Second: If you are using Drupal 6 you have to download the RDF module by the amazing Arto. This is has to be installed first before the Calais module. If you are using Drupal 5, you have to install the ARC2 library into the opencalais/arc_rdf/arc2 directory.
It really isn’t hard. Just download two files, uncompress them into your sites/all/modules directory and activate them.
Finally there is one last step before your posts are semantically tagged and your life is transformed. Select what content types you want Calais to do its magic on.
Here you have three options:
- Not processed by Calais (default)
- Have keywords be suggested (manual term association)
- Have keywords automatically applied *my favourite*
I set each of my types to the 3rd option as it is easiest (always good) and I don’t have to remember to do anything extra. Just set it and forget it. As soon as you save your post the tagging process begins. Although the tagging is quite fast, it does add a second or two for your content to save.

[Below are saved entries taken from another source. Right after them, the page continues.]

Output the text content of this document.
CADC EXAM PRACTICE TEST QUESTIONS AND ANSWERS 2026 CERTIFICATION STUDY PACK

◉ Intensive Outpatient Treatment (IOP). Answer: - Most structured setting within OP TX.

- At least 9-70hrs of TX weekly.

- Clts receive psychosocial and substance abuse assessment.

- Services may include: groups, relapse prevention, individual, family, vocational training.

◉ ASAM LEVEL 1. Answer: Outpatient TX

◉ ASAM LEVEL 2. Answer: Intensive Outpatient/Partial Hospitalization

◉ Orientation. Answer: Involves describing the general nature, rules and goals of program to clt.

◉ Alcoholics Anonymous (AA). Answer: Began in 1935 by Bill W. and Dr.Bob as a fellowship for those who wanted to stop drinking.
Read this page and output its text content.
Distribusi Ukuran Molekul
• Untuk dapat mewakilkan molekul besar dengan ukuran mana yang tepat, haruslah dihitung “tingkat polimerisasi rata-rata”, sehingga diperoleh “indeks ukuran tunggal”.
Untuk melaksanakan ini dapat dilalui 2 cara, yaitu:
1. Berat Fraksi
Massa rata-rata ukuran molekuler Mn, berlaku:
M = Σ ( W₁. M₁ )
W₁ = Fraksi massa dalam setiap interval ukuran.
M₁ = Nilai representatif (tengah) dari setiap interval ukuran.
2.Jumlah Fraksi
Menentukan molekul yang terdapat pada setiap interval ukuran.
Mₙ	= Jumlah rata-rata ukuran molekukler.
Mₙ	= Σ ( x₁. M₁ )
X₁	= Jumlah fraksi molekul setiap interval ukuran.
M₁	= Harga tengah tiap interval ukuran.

This new release of Calais really brings a lot of power at almost no cost to you — well, it did take about 8 minutes to install it. It is a no-brainer to get it and at least try it. The addition of the embedded metadata for SearchMonkey really propels this release into the stratosphere.
Now, for a bit of extra spice. Download the Tagadelic module and get super easy tag clouds based on all your hard work :)
And to help you keep it all together and browseable, how about getting Taxonomy VTN?
That will really wow your clients and you can tell them how hard it all was…